Dallas Fed President Richard Fisher has commissioned a paper by William R. White, former Head of the Monetary and Economic Department of the Bank for International Settlements. It is a useful and thorough survey paper about the evidence and theoretical underpinnings for and against quantitative easing.  It also makes a strong case for how the backwash from the unintended consequences of the QEs may exacerbate any future downturn.  It is very useful reading, and it is accessible to non-economists. 

White notes that the policy rates and longer-term interest rates we've experienced are even lower than those experienced in the aftermath of the Great Depression. Macroeconomics is a shaky science in the best of cases, but when we can't look at historical antecedents for guidance, we need to be afraid.  The prevailing orthodoxy, including a 2002 paper by Fed Chair Bernanke, suggests that monetary policy going in the aftermath of the Great Depression had not been easy enough.  Intellectually, Bernanke feels the weight of history telling him that the Fed must not be reticent as central banks were after the Great Depression. 

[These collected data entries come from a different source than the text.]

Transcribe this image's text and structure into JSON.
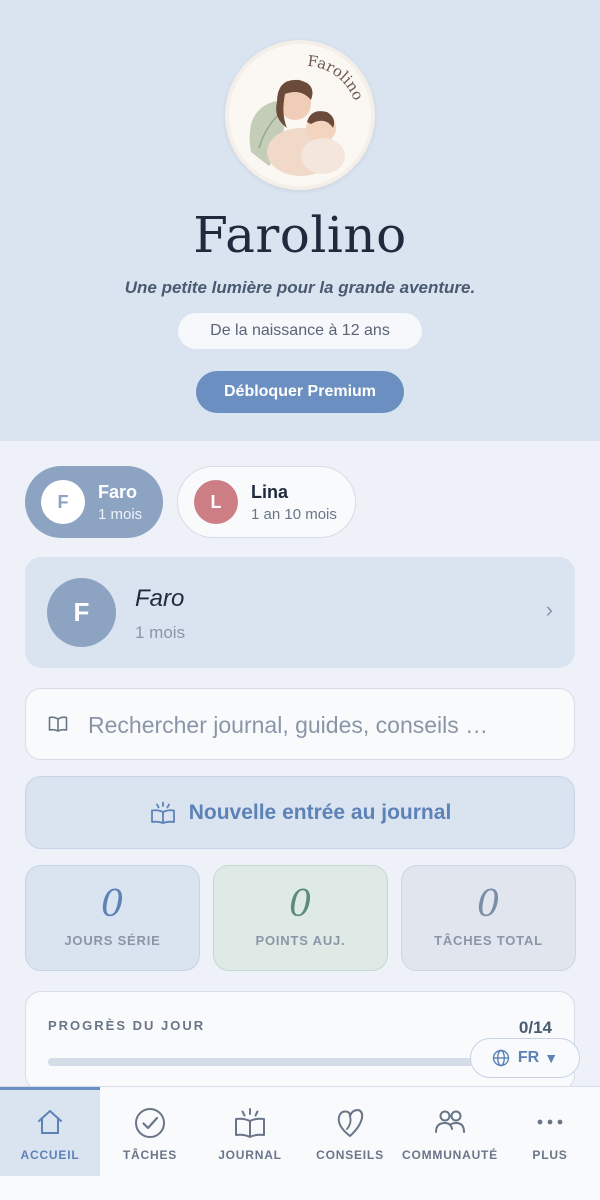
{
  "app": {
    "title": "Farolino",
    "logo_text": "Farolino",
    "tagline": "Une petite lumière pour la grande aventure.",
    "age_range": "De la naissance à 12 ans",
    "premium_button": "Débloquer Premium"
  },
  "children": [
    {
      "initial": "F",
      "name": "Faro",
      "age": "1 mois",
      "selected": true,
      "color": "#8da3c2"
    },
    {
      "initial": "L",
      "name": "Lina",
      "age": "1 an 10 mois",
      "selected": false,
      "color": "#cc7e84"
    }
  ],
  "profile": {
    "initial": "F",
    "name": "Faro",
    "age": "1 mois",
    "chevron": "›"
  },
  "search": {
    "placeholder": "Rechercher journal, guides, conseils …",
    "icon": "book-icon"
  },
  "new_entry": {
    "label": "Nouvelle entrée au journal",
    "icon": "journal-icon"
  },
  "stats": [
    {
      "value": "0",
      "label": "JOURS SÉRIE"
    },
    {
      "value": "0",
      "label": "POINTS AUJ."
    },
    {
      "value": "0",
      "label": "TÂCHES TOTAL"
    }
  ],
  "progress": {
    "title": "PROGRÈS DU JOUR",
    "count": "0/14",
    "done": 0,
    "total": 14
  },
  "language": {
    "label": "FR",
    "caret": "▼",
    "icon": "globe-icon"
  },
  "nav": [
    {
      "label": "ACCUEIL",
      "icon": "home-icon",
      "active": true
    },
    {
      "label": "TÂCHES",
      "icon": "check-circle-icon",
      "active": false
    },
    {
      "label": "JOURNAL",
      "icon": "journal-icon",
      "active": false
    },
    {
      "label": "CONSEILS",
      "icon": "heart-leaf-icon",
      "active": false
    },
    {
      "label": "COMMUNAUTÉ",
      "icon": "people-icon",
      "active": false
    },
    {
      "label": "PLUS",
      "icon": "more-icon",
      "active": false
    }
  ],
  "colors": {
    "accent": "#6b8fc1",
    "hero_bg": "#dae3f0",
    "page_bg": "#eef2f8",
    "points_green": "#5d8d77"
  }
}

In addition, from 2003-2006, a number of papers were written purporting to demonstrate that a central bank could perform maturity swaps that would have the effect of lowering ten-year rates just as if the central bank had used fresh reserves to buy paper.  From this was born the mania for QEs. 

White's paper notes the work of Professor Axel Leijonhufvud, a distinguished Keynesian economist who has some interesting things to say about Keynesian policies in the aftermath of the financial crisis.  In the world of the Keynesian model, there is no explicit sub-model of the financial sector and no explicit regard for the balance sheets, either of firms or the government.  This, he says, has led to a "fiasco" when Keynesian stimulation has been applied post-crisis. 

If there is a balance sheet meltdown in the shadow banking sector, driven by counterparty performance failures, collateral fire sales, and liquidity issues, then the world will move down a deflationary path. If, on the other hand, the balance sheet issues occur on the sovereign government side, particularly in the United States, then we will have an inflationary surge. The global system could go either way.  Reinhart and Rogoff also document historical precedents for both of these scenarios.

Our current shadow banking credit system was procyclical in the credit upswing.  White makes a convincing case that the same, unreformed system will be procyclical in the inevitable credit downswing.

The paper also brings in Knut Wicksell's concepts of the natural rate of interest versus the financial rate of interest set by markets.  We have been in an environment were the financial rates are well below the natural rate, driven by trend growth rates of GDP.  In Wicksell's model, this disequilibrium creates "malinvestments." 

The paper concludes by saying that central bank actions in the current crisis have served to "buy time" for governments to get their houses in order, by balancing their budgets and by putting in place policies and regulations that provide an environment for sustainable, economic growth.  If governments here and in Europe don't make use of this breathing space, then this crisis will end in "lost decades" for the developed market economies. 

Don't expect much of substance from Jackson Hole.  Do expect the markets to get what they want.  They will party hard going into Labor Day.